Andrews writes about just imagining living our current lives, but only adding the practice of loving deeply and widely and continually…delighting in the warmth of our morning shower, relishing the smell of breakfast cooking, enjoying driving the highway, feeling bonds of cooperation with co-workers…just deeply appreciating whatever is at hand. He goes further encouraging us to visualize our lives, doing our activities with warmth, wonder, and sensitivity.
Then, Andrews exhorts us to give up the idea I mentioned earlier that we can only love in reaction to something desirable that happens to us or when we have an encounter with something particularly worthy of our love.
We are not likely to find the good life in the pursuit of finding more lovable objects. Rather the work for us to do is with ourselves. It is our skill and our will that creates more love. The lovable is not scarce; it’s everywhere. Our job is to see it that way.
Now I’m not saying this is easy. It takes lots of practice, I imagine. Starting with goldfish and trees, rocks, and clouds. Andrews reminds us that becoming an expert at loving is like becoming an expert at any other complex skill. It takes practice and commitment.
One way that John and I have taken baby steps toward this with each other is to start most days by facing each other, looking at each other in the eyes, and repeating, “I see the good in you. You bless me. I love you.” We switch it up a bit sometimes, but that’s the basic idea.

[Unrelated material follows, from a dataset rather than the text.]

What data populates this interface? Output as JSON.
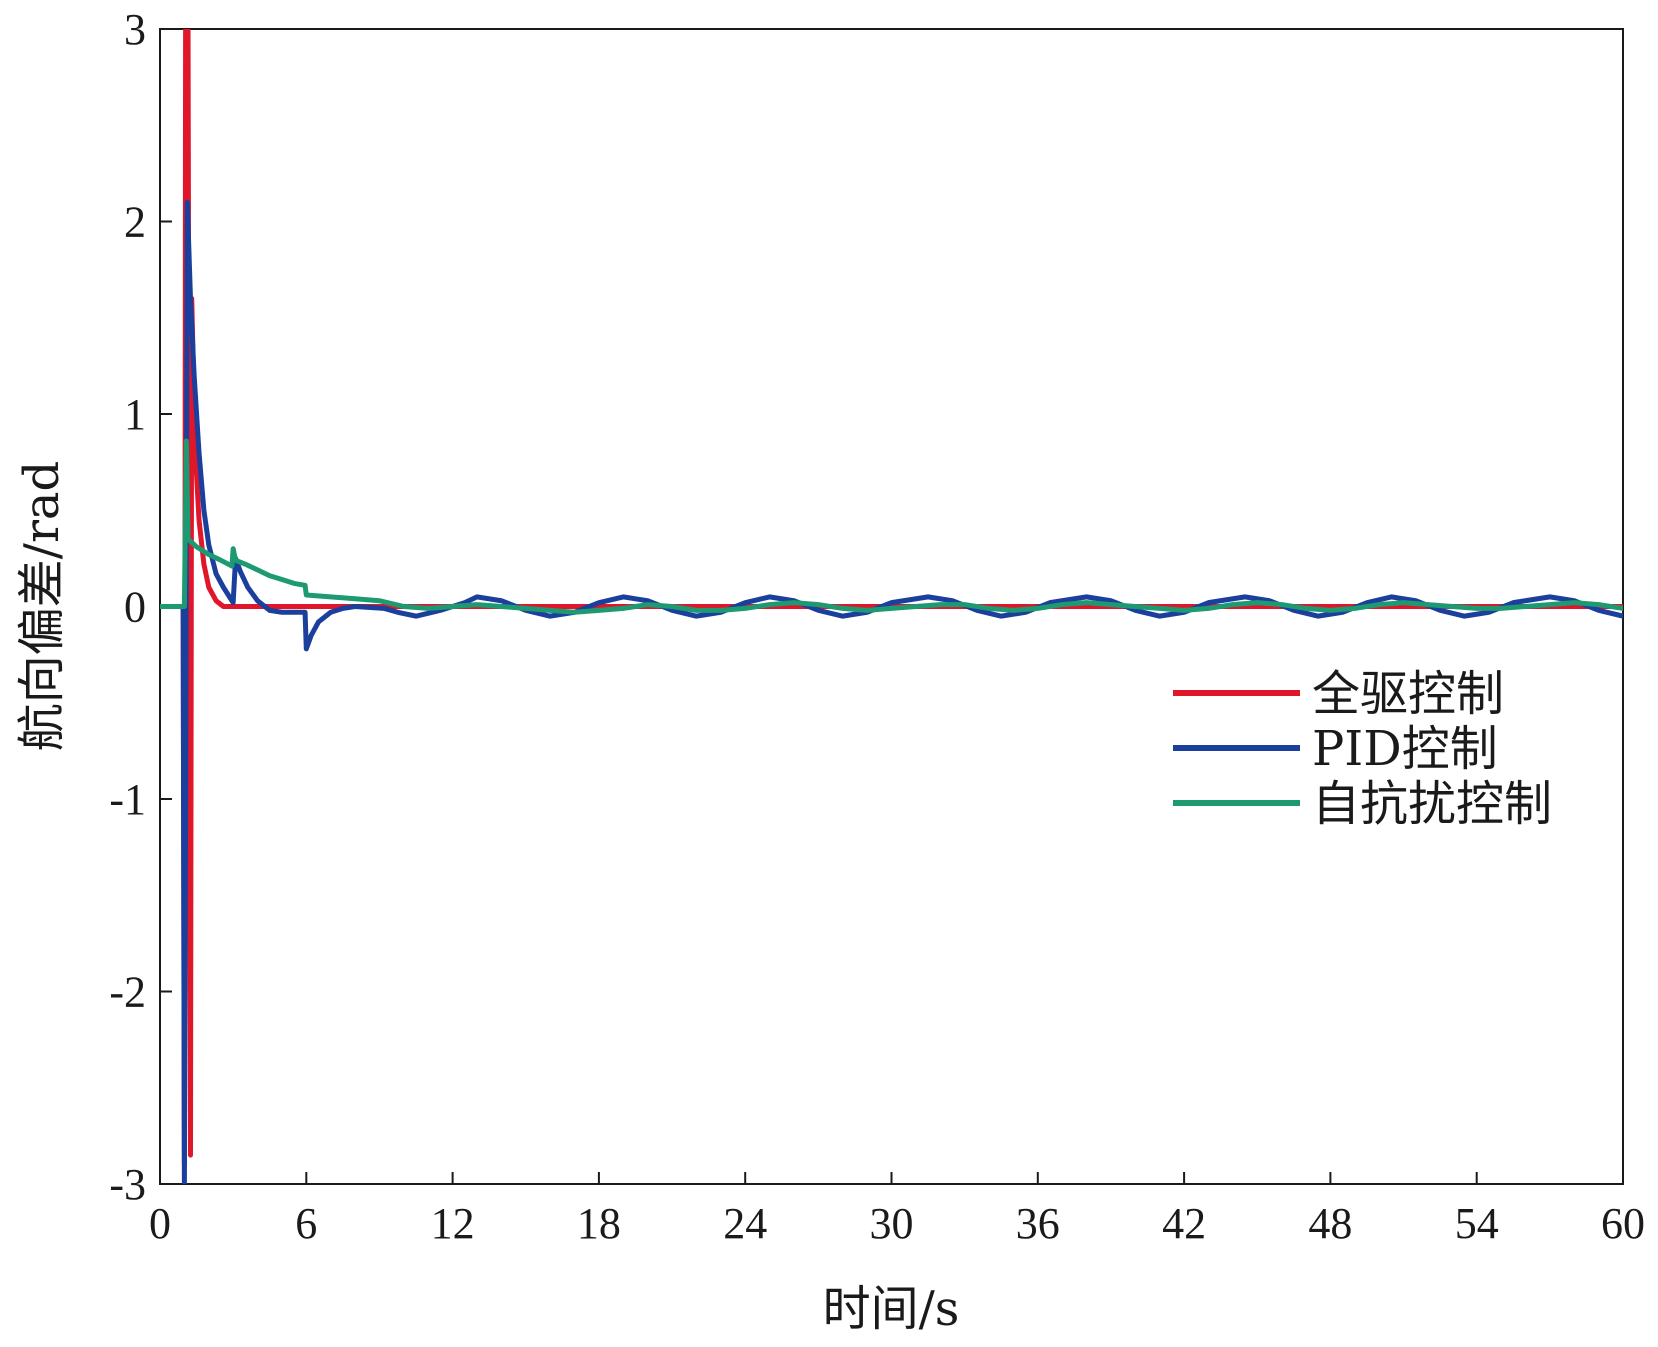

One time we were doing this while some of our grandchildren were around. The youngest one came over to us with his thumb and forefinger encircling each of his eyes (like he was holding binoculars). It looked something like this photo.
“Sometimes you have to look really close to see the good in people,” he said. So true.
Later that day, the kids and we too were having trouble getting along. I looked at them in true consternation. “What should we do?”
One of them said, “Let’s look for the good in each other.” We all took turns facing each other individually, locking eyes, and saying, “I see the good in you.” It kinda worked. We cooled down and gave our irritation a back seat anyway.
Okay. A big job. Complex work. Sometimes it may take imagining that we can see through the lens of love. It’s worth a try. Today. Right now. Let the learning begin. I’m giving up Law and Order for a while and looking at trees, rocks, and clouds. Speaking of clouds...this is my view tonight. I only had to look.
How might we learn how to love and journey together up to The Good Life?